There is some truth to that. According to Natalie Bazarova, director of the Social Media Lab at Cornell University, the cycle of privacy controversies we seem to be stuck in is born of the internet’s “original sin,” the ad-driven revenue model.

“This is not limited to Facebook, but goes much deeper because major Internet companies have business models built on collecting information about their users and their behaviors so that they can accurately target ads to them,” she said. “So it's in their best interests to allow users to continue unwittingly share data, and to allow third parties to take advantage of it.”

Whether Facebook or anyone else faces sustained consequences this time around is hard to predict. Some who see a much more systemic abuse of user privacy at play fear that Facebook will take the fall in the public eye and others who are worthy of scrutiny will slink away unscathed.

“Facebook might be the platform you love to hate, but this is not just Facebook,” Gebhart said.

A recent Guardian column by data consultant Dylan Curran detailed some of the 5.5 GB of data Google has quietly collected on him over the years, including maps of every location he has been since first using Google on his phone, a complete history of everything he ever searched on any device, every YouTube video he has watched, and details of every app and extension he has used.

“I don’t think Facebook deserves any sympathy or anything, but I do think they’re a scapegoat of a larger issue…. They’re sort of the public face of all of these things,” Cohen said.

Facebook regularly asks users to “like” or otherwise react to content. Credit cards, grocery card club stores, and other websites often collect data quietly and passively, and the use of that information can be a bit more nebulous.

“You look at retail, data collection is a massive thing,” Hopkins said.

What could expand the reach of the scandal, according to Krupp, is if something happens to make users aware of what companies besides Facebook are doing with this information. People often say they have nothing to hide, but they may not understand the depth of the profiles companies can create with data as simple as their location and browsing history.

“If consumers were really concerned about privacy, they wouldn’t use Google services, they wouldn’t use LinkedIn, they wouldn’t use Twitter,” he said.

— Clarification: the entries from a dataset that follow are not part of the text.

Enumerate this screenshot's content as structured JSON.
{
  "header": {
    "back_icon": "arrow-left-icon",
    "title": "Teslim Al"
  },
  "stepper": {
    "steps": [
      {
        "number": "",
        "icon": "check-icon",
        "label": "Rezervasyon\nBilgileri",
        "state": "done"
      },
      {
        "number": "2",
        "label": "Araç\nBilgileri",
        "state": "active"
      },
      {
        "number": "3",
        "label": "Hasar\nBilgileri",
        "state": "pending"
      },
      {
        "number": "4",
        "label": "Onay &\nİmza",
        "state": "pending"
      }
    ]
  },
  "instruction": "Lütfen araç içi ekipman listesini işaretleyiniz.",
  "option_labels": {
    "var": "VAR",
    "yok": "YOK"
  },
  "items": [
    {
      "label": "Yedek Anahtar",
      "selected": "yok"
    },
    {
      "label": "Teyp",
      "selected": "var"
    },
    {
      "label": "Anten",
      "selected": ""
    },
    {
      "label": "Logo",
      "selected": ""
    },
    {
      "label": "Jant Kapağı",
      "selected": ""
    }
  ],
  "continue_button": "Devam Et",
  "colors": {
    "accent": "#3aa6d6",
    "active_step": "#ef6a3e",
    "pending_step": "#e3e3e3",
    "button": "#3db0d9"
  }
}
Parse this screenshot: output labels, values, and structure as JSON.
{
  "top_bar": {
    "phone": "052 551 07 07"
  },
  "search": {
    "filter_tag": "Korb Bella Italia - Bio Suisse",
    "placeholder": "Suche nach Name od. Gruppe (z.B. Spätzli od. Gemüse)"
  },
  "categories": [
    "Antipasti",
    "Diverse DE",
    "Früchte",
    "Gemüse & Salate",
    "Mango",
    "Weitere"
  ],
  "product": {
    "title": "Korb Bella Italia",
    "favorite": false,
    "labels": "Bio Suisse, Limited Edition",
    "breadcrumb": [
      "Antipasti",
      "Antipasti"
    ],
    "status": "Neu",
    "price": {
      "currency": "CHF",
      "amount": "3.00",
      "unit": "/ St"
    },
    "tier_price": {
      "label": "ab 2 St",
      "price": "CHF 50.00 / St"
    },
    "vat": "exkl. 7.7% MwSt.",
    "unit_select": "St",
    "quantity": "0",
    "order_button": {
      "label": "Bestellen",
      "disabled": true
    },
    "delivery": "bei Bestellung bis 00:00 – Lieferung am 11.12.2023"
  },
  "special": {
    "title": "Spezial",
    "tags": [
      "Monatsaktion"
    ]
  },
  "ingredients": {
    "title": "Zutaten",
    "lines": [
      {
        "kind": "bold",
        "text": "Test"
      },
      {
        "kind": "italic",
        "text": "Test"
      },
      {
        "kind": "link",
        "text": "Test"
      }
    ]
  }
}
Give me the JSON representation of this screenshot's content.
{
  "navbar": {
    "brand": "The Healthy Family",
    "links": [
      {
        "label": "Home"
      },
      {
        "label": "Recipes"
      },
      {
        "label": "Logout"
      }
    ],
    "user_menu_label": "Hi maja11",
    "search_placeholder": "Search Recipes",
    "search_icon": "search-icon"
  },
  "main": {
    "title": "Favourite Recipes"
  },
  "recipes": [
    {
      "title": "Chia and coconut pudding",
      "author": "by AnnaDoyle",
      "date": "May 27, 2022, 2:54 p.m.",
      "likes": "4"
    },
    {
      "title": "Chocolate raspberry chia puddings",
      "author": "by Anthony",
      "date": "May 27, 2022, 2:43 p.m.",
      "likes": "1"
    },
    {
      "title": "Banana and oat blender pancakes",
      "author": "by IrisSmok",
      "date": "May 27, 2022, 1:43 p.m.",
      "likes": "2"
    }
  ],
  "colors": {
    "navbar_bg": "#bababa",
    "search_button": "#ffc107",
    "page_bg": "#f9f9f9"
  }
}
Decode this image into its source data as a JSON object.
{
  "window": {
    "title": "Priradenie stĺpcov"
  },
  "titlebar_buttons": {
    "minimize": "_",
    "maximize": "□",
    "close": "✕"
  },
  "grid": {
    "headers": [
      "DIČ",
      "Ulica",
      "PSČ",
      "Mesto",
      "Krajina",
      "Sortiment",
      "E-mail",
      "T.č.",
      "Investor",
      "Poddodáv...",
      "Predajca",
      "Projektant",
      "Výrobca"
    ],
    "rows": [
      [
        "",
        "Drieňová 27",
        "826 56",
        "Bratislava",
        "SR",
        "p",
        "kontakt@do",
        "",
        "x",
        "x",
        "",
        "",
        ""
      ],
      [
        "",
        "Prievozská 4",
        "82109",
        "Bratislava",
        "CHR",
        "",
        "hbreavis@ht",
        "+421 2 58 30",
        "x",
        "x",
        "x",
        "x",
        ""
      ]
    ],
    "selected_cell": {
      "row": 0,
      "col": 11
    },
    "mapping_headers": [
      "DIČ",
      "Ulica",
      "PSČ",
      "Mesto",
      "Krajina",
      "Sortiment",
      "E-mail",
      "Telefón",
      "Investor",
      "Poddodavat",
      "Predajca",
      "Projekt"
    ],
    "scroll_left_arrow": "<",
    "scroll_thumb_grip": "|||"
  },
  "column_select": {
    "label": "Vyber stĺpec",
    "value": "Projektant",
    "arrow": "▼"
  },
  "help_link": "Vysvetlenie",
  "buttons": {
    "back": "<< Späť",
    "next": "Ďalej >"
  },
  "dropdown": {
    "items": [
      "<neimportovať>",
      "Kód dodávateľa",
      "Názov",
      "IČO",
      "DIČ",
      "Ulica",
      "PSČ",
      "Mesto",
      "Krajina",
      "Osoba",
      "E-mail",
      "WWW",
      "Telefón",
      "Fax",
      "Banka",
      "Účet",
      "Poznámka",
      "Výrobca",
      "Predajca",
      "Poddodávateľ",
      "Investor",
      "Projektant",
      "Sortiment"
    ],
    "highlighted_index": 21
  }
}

It is unclear if society would allow the dominos of data collection to fall and drag down other companies at this point, or if consumers would even want them to. As Americans become more reliant on social media for communication and dependent on e-commerce for shopping, it may already be too late to close the door on the data being shared.

“In a sense, it is realistic to say the genie is out of the bottle,” Gebhart said.

Zuckerberg says if Facebook can't protect user data 'we don't deserve to serve you'

At the same time, she cautioned against “privacy nihilism.” Users can minimize the exposure of data they do not want made public, especially if companies take steps to make privacy settings easier to find and navigate.

However, she and other experts say the sharing of data with social media platforms or retailers is not inherently dangerous if users can be assured some degree of accountability and transparency for how the information is handled.

“You can’t do anything in the world without leaving behind data,” Cohen said. “The only thing we can do is a society is decide what we’re comfortable with in terms of putting some rules around what is done with that data.”

Hopkins also observed that many users like having sites like Amazon or Netflix provide personalized recommendations based on their data crunching.

Going backward may not be an option, but going forward with more openness and engagement about privacy settings and data sharing is.

“On the tech companies' side, they should make their data sharing and advertising policies much clearer to users, be more transparent about what data are shared with apps and third parties, and make privacy settings easier for users to understand and modify,” Bazarova said.

Even if the Cambridge Analytica scandal does not have repercussions on the scale some privacy advocates would like, they hope it will at least leave users with a heightened awareness of what social networks, technology companies, retailers, and advertisers are doing every minute they are browsing online.

“When it comes to the internet, there's no free lunch,” Bazarova said. “If you're not paying for a product or service with cash, you're paying for it with your data.”